Prior activities

INCF was formed in 2005 and has since worked to develop and promote standards, tools, and infrastructure for neuroscience researchers. Here is a summary of our activities of the last 10 years.

Scientific workshops

Between 2006 and 2013, the INCF has organized 22 scientific workshops on various topics, such as technical issues related to neuroscience databasing, tool development, and modeling of the nervous system. Each workshop had invited participants, selected on the basis of their expertise in the particular area of the workshop. Each workshop delivered a formal report with recommendations to serve as the basis for further activities initiated by INCF.

All INCF Scientific Workshops and workshop reports

Scientific programs

In our first two phases (2006-2010, 2011-2015), INCF operated scientific Programs in four areas: Digital Brain Atlasing, Ontologies of Neural Structures, Standards for Data Sharing, and Multi-scale Modeling. Programs were preceded by workshops which gathered experts in the respective field to give updates on current state of the art and identify barriers to sharing and collaboration. Recommendations from the workshops formed the basis of each Program's activities. Each Program had an Oversight Committee, overseeing its general direction, and one or several Task Forces carrying out most of the activities and development.

A great success of these endeavours was the coordinated efforts of many scientists in coming together as a community to resolve issues and deliver solutions. 

Notes from one of the INCF Cross-Programs discussions


Key Program deliverables include:

Program on Digital Brain Atlasing

  • Waxholm Space (WHS), a a coordinate-based reference space of the rodent brain
  • A hub-based Digital Atlasing Infrastructure (DAI) which links WHS to key community mouse atlases
  • Scalable Brain Atlas, a web-based display engine for brain atlases, imaging data, and topologies

Program on Multi-Scale Modelling

Program on Standards for Data Sharing

  • A proposed HDF5 standard for storing electrophysiology data (included in Neurodata Without Borders)
  • An ontology for experimental neurophysiology (OEN)
  • A simple sharing tool ('the one-click tool') for neuroimaging DICOM/NIfTI data
  • Inventory of resources and general recommendations on how to incorporate data sharing in neuroimaging experiments with human subjects 
  • NeuroVault, a database for storing and distributing statistical maps of the human brain from PET and fMRI
  • The Neuroimaging Informatics Data Model (NI-DM), a framework for the generation, storage, and query of metadata including provenance information
  • The Neuroimaging Analysis Pipeline (Nipype), a framework that combines standard interfaces to current most used neuroimaging software and execution engines
  • The Brain Imaging Data Structure, BIDS, a simple and easy to adopt way of organizing neuroimaging and behavioral data.

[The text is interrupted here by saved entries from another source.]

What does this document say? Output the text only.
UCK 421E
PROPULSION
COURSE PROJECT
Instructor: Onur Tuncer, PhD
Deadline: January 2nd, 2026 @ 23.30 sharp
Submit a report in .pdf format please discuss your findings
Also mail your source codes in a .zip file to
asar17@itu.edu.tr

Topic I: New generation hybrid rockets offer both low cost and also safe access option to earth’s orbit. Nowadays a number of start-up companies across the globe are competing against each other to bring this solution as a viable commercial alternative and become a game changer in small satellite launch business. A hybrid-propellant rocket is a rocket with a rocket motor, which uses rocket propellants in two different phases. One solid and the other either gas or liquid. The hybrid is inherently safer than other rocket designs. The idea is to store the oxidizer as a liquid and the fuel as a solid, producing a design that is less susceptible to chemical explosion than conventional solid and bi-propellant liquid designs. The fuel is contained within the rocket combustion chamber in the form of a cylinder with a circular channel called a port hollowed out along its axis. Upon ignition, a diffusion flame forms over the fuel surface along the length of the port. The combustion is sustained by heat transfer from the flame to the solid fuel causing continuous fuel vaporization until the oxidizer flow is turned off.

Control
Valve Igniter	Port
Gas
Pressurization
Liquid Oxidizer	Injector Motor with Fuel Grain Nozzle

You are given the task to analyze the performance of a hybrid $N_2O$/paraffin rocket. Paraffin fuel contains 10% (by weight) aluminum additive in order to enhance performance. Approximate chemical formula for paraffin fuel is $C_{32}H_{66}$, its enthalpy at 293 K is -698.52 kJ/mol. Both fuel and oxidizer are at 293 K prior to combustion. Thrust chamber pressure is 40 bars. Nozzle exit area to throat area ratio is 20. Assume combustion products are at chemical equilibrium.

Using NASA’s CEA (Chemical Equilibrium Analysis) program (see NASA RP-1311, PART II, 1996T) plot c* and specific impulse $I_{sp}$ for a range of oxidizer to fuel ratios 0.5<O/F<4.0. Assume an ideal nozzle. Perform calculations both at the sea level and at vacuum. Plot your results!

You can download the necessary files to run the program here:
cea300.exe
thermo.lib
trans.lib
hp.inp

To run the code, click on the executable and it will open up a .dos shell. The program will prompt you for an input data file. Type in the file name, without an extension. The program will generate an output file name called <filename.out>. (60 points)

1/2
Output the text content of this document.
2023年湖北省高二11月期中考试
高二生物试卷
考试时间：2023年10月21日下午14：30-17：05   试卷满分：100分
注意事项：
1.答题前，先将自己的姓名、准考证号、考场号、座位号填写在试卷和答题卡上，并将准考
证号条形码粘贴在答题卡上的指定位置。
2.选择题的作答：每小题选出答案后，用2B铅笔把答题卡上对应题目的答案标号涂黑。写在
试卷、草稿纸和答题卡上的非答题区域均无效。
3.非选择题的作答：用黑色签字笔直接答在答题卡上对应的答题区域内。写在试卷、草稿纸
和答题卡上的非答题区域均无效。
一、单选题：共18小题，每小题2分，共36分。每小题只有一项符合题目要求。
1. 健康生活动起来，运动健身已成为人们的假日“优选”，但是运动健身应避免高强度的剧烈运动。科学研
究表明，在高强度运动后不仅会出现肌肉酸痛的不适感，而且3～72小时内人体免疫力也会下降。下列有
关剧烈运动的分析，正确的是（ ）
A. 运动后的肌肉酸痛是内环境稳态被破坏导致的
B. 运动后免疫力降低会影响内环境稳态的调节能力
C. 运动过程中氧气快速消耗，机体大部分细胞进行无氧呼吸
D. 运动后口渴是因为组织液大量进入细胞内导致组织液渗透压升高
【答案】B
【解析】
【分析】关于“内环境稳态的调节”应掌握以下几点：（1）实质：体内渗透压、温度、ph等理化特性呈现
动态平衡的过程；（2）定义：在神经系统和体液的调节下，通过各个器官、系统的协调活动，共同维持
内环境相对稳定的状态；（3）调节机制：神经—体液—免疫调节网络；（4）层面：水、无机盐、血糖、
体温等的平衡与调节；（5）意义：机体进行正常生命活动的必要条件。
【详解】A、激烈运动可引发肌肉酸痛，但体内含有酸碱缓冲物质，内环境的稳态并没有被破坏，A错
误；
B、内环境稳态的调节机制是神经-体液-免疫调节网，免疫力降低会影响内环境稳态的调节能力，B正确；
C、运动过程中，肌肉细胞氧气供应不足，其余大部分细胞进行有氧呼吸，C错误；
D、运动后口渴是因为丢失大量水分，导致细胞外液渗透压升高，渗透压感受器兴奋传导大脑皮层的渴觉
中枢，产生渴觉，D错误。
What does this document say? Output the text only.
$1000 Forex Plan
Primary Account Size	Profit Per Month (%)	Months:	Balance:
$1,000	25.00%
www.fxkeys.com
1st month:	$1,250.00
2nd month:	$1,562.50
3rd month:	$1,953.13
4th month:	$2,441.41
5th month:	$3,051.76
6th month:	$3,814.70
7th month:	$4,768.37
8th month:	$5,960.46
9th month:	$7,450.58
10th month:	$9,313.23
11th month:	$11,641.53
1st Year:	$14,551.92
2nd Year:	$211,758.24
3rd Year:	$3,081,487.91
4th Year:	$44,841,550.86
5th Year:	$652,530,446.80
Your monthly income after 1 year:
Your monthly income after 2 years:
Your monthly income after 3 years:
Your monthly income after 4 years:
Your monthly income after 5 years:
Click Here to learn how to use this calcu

Program on Ontologies for Neural Structures

  • CUMBO, a reference framework for classifying general mammal nervous system structures 
  • NeuroLex, a structural neuroscience lexicon built on Neuron Registry and CUMBO 
  • The start of a project to develop a community-based encyclopedia for neuroscience, the KnowledgeSpace 
  • The Neuron Registry, a standard set of relations and values used to describe neurons

Training and education

From 2010 onward, following a series of workshops on training needs in neuroinformatics, INCF also established several activities to support training and education. These activities were overseen by the INCF Training Committee. The committee organized an introductory neuroinformatics course each year, ran a framework for financial support to other neuroinformatics courses, and supported the INCF participation in the Google Summer of Code program.

External projects

Workshop on promoting data sharing in dementia research

INCF and OECD partnered to organize the workshop "Promoting data sharing in dementia research" which was held 20 – 21 September 2015 in Stockholm, Sweden. The workshop aimed to bring together policy-makers, funders, and leading scientists to consider the barriers to data sharing in relation to dementia research and to begin to identify practical steps that can be taken to advance data sharing in this. The program, aims and scope, and all presentations are available for download.